Bob Dylan reconoce en sus memorias que muy rara vez ha vuelto a hacer algo a la altura de su periodo más fértil, finales de los sesenta (“ya no siento galaxias en combustión en mi interior”), pero su álbum Blood on the tracks (1975) es una deslumbrante apología de la rabia y las malas vibraciones, un poderoso artefacto cuyo combustible es el odio larvado que llegó a sentir contra la que era su esposa y madre de sus cuatro hijos, Sara Lownds, de la que se divorciaría poco después.
El rapero Eminem es un caso incluso más exagerado: ha arremetido contra su madre, contra su expareja y madre de su hija y contra prácticamente cualquier estrella del universo pop que se haya cruzado en su camino hacia el número uno de las listas. Desde Briney Spears hasta Mariah Carey, pasando por Michael Jackson o Iggy Azalea. Entre los talibanes de la energía negativa, destacan el cineasta Xavier Dolan (basta con ver Mommy o Los amores imaginarios para entender que el canadiense hace películas al dictado de los cadáveres que esconde en su armario sentimental)

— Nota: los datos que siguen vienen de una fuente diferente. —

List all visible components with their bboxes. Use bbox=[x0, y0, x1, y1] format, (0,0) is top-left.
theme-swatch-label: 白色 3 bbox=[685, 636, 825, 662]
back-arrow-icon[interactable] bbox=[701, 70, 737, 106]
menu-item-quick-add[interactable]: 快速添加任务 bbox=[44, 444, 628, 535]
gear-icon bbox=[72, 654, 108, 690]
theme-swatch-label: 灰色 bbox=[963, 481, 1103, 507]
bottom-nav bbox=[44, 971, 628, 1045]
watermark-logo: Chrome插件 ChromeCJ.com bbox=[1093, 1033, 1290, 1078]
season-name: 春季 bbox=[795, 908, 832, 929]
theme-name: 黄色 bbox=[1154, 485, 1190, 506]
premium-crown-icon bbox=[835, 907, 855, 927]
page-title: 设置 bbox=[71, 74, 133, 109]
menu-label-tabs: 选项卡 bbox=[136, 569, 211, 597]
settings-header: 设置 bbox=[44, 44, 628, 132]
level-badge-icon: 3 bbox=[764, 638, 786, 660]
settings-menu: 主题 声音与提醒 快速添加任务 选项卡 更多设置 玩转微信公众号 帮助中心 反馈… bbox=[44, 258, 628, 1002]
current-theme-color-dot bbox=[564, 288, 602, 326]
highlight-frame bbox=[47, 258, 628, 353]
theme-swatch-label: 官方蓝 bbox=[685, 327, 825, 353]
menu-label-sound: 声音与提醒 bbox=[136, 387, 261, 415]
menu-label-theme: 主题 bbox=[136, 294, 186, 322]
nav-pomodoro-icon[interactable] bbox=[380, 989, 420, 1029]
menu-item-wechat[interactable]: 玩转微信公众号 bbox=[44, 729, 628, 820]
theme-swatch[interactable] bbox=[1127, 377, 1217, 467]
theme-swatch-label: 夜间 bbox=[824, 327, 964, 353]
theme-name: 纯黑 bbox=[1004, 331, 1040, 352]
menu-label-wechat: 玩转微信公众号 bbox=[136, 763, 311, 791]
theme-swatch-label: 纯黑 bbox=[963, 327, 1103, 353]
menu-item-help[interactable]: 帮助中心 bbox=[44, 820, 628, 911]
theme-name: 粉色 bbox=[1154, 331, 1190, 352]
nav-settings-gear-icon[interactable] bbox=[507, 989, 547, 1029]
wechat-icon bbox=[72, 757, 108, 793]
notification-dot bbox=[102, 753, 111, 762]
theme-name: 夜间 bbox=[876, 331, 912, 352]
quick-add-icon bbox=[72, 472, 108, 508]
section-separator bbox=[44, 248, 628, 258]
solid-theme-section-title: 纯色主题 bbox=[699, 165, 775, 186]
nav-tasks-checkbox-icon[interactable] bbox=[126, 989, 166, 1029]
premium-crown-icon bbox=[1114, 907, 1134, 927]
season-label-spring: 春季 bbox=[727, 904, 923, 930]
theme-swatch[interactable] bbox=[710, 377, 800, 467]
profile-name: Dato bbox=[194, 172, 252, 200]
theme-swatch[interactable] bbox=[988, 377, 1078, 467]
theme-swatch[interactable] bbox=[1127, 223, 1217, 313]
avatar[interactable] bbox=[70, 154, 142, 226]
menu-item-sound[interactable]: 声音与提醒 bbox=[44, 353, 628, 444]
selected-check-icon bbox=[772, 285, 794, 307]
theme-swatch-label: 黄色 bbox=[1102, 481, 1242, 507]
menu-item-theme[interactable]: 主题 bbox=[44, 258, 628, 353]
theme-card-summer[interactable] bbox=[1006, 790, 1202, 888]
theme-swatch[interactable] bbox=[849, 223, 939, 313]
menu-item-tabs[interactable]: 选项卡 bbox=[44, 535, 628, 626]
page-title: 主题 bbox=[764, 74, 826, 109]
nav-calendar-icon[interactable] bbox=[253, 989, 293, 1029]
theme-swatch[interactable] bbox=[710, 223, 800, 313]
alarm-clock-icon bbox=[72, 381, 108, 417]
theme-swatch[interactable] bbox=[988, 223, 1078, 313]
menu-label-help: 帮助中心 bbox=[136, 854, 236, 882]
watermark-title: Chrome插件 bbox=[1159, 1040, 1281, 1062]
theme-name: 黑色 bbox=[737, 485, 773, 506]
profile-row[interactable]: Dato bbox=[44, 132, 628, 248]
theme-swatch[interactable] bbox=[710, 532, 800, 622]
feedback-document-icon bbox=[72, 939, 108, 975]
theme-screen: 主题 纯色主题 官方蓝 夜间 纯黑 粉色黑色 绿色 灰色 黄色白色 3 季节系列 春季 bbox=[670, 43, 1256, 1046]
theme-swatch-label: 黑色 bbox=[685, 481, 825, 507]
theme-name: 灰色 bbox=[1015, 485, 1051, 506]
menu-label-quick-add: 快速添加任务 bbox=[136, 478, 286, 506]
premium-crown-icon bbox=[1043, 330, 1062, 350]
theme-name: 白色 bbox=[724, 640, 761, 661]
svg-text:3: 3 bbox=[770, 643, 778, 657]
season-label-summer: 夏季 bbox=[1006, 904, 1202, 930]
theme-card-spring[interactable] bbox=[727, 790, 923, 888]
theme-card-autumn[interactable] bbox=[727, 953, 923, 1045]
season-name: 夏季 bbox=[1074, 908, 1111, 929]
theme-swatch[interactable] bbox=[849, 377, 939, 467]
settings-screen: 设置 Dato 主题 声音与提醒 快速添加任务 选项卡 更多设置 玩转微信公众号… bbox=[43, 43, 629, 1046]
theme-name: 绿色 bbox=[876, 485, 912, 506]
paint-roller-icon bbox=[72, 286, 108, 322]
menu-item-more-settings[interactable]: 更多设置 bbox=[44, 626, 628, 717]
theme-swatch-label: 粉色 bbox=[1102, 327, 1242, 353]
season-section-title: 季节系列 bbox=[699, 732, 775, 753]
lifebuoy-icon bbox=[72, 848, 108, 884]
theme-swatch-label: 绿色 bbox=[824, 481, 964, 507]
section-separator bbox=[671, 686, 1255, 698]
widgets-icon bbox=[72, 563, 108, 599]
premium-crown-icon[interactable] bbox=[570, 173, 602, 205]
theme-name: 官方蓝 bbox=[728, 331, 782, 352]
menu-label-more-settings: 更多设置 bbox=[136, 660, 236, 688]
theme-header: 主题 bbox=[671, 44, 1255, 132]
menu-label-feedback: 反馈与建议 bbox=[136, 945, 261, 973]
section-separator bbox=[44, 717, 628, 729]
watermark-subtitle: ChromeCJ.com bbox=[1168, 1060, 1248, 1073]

También está el novelista británico Dan Rhodes. Este último ha declarado en una entrevista con The Independent que escribe por venganza: “Mis antiguas novias y mis editores son solo una pequeña parte de la gente a la que detesto y a la que solo puedo hacer daño escribiendo sobre ellos a altas horas de la madrugada, mientras escucho a The Smiths y bebo cerveza barata”. Aunque nadie resulta tan refinado en su exaltación de las bajas pasiones como el director de cine norteamericano Scott Neustadter, autor de la romántica (y vitriólica) comedia (500) días sin ti, que viene a ser un feroz ajuste de cuentas con la chica que le rompió el corazón y a la que aún no ha perdonado. La frase final de sus títulos de crédito lo dice todo: “Cualquier parecido con personajes reales, vivos o muertos, es pura coincidencia. Especialmente contigo, Jenny Beckman. Zorra”.